Earlier this week I kicked off work on a revamp of the Parrot IO system in the io_rewiring branch. The purposes of the branch are multifold:
  1. To improve speed, by decreasing reliance on PCCINVOKE calls to perform IO operations
  2. To improve flexibility, by realizing that IO-related PMCs do not all hold a common interface
  3. To make basic IO PMC types properly subclassible
The io_rewiring branch is being used primarily for tinkering right now. We still have a lot of questions open as to how we are going to fix everything. However, we have some general concepts that we are trying:
  1. IO API functions like Parrot_io_* are now called by the methods in IO PMCs, instead of the other way around. Most IO operations now, except those called from methods in PIR directly, do not use PCCINVOKE.
  2. IO PMCs subscribe to a number of roles that determine what operations they can and cannot be expected to do. A PMC that does "file" can 'seek' but cannot 'connect'. A PMC opened for writing only does "write", but does not does "read".
  3. The PMC inheritance hierarchy is getting a little bit more sane.

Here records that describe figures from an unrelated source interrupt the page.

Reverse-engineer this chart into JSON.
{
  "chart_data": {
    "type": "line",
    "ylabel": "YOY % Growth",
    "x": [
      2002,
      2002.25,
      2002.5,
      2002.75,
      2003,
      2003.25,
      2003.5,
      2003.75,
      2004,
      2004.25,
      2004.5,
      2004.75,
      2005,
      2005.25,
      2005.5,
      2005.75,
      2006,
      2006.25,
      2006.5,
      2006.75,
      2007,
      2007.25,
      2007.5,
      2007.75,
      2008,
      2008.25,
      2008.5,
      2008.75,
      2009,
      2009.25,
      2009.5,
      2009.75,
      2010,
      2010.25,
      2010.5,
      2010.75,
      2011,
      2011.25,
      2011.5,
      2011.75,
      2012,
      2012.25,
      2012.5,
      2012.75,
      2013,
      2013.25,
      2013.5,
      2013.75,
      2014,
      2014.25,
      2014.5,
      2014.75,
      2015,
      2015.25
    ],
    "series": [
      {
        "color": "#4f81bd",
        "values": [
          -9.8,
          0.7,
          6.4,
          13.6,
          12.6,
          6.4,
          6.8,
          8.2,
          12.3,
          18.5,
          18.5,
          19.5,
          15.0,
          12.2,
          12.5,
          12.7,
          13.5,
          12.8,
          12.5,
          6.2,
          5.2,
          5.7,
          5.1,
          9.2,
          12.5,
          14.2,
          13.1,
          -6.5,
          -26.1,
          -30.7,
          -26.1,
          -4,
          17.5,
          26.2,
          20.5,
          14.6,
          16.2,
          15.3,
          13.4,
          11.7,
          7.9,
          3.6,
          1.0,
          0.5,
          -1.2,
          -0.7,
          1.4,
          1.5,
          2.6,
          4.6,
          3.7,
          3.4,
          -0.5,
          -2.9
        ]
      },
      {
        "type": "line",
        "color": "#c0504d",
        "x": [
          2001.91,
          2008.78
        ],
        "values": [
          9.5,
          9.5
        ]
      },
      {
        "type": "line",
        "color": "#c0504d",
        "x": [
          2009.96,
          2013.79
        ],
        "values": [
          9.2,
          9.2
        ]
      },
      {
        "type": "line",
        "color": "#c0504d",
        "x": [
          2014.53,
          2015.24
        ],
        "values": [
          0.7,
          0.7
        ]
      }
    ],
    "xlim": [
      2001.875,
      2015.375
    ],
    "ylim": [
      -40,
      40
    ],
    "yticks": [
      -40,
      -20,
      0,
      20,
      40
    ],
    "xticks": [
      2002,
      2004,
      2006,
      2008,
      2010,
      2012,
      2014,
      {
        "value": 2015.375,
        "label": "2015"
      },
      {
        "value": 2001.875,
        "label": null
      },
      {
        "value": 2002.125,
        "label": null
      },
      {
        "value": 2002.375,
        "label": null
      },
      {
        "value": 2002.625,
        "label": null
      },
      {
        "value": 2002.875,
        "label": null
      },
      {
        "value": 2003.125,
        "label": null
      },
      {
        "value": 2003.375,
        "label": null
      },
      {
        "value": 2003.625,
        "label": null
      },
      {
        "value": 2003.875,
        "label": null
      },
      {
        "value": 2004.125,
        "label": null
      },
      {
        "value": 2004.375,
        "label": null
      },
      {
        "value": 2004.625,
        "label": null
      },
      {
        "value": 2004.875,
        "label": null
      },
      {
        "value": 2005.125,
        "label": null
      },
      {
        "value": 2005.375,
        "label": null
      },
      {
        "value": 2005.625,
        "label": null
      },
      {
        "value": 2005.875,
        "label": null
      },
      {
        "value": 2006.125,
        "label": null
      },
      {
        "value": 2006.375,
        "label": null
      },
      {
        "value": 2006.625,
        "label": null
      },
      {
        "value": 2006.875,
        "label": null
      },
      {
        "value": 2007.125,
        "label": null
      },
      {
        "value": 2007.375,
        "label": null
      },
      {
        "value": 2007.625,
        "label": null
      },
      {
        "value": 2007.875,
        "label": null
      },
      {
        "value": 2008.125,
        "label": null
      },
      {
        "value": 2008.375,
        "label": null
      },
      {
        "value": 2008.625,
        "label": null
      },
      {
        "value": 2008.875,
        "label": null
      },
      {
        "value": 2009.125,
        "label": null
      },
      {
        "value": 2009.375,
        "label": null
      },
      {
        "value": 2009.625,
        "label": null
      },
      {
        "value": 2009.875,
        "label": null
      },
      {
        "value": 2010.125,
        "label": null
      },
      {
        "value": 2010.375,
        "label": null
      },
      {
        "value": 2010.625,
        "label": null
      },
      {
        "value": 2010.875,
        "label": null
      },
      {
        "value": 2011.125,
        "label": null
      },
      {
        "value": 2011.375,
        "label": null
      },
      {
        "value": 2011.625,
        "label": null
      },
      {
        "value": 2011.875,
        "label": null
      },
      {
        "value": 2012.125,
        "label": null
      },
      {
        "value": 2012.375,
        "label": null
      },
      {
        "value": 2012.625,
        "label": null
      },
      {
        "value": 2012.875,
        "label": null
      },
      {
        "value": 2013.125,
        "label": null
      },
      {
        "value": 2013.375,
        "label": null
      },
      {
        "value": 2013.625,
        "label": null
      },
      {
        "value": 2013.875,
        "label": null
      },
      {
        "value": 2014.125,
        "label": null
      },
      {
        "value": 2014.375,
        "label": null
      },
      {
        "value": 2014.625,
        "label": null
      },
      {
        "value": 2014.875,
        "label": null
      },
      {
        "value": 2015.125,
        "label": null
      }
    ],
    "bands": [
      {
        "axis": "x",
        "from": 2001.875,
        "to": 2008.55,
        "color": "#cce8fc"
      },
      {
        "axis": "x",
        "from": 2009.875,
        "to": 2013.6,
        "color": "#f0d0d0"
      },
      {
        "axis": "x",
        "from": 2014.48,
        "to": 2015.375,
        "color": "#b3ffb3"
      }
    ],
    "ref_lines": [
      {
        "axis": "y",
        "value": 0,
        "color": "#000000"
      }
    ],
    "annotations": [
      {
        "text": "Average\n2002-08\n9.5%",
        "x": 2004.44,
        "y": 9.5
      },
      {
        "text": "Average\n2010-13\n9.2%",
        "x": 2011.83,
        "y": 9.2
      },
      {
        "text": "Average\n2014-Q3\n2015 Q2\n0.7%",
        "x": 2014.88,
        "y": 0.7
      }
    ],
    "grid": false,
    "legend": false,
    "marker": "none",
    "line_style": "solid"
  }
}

Pipes are not going to be FileHandles with a special flag set anymore. Sockets are not subclassed FileHandles either. At the moment, all IO Objects are derived from a Handle type, but this may change. The imporant part is that they all does "IO".
  4. Buffering logic is (probably) being abstracted into a separate PMC type somewhere.
So what my goal is for this branch, in a nutshell, is to break a little bit of encapsulation for major gains in performance, flexibility, and subclassability. Instead of blindly calling a method to perform operations, we check the roles of the PMC and depending on what roles it implements we access attributes and methods as necessary. The reason I want to try this approach is simple: We have a series of PMCs, each with an internal implementation and an external-facing API. The problem is that none of the PMC types are going to have the same API: Not all PMCs implement 'seek', or 'connect' or 'fcntl' for example. So it doesn't make sense for all PMCs to blindly be implementing these methods, or having to have a million API methods to satisfy every need of every potential type. So the question comes down to this: Do we maintain a large standard API with more methods then any one PMC type needs, do we maintain a small standard API and shoehorn all IO PMCs into it, or do we not maintain any specific API, and assume all PMCs of a particular type share common internals that we can poke into directly?

And we're not really poking into the "internals", really. We're using named attributes which are easy to subclass from PIR and are being treated as public fields. We're also trying to use VTABLEs where appropriate. In fact, I have a major complaint about the massive overabundance of arithmetic-related VTABLEs as compared to the dearth of IO-related VTABLEs, but that's a different rant for a different day. If we make the rule that we only acces VTABLEs and named attributes, and if we properly document which of each the different IO PMC Roles require, I think this method should be fine.

Whether the work in this branch ever satisfies all my goals or not, and if so whether we get community approval to merge it into trunk, is up in the air. It certainly is fertile ground for exploration, however, and I'm taking the opportunity to explore in great detail.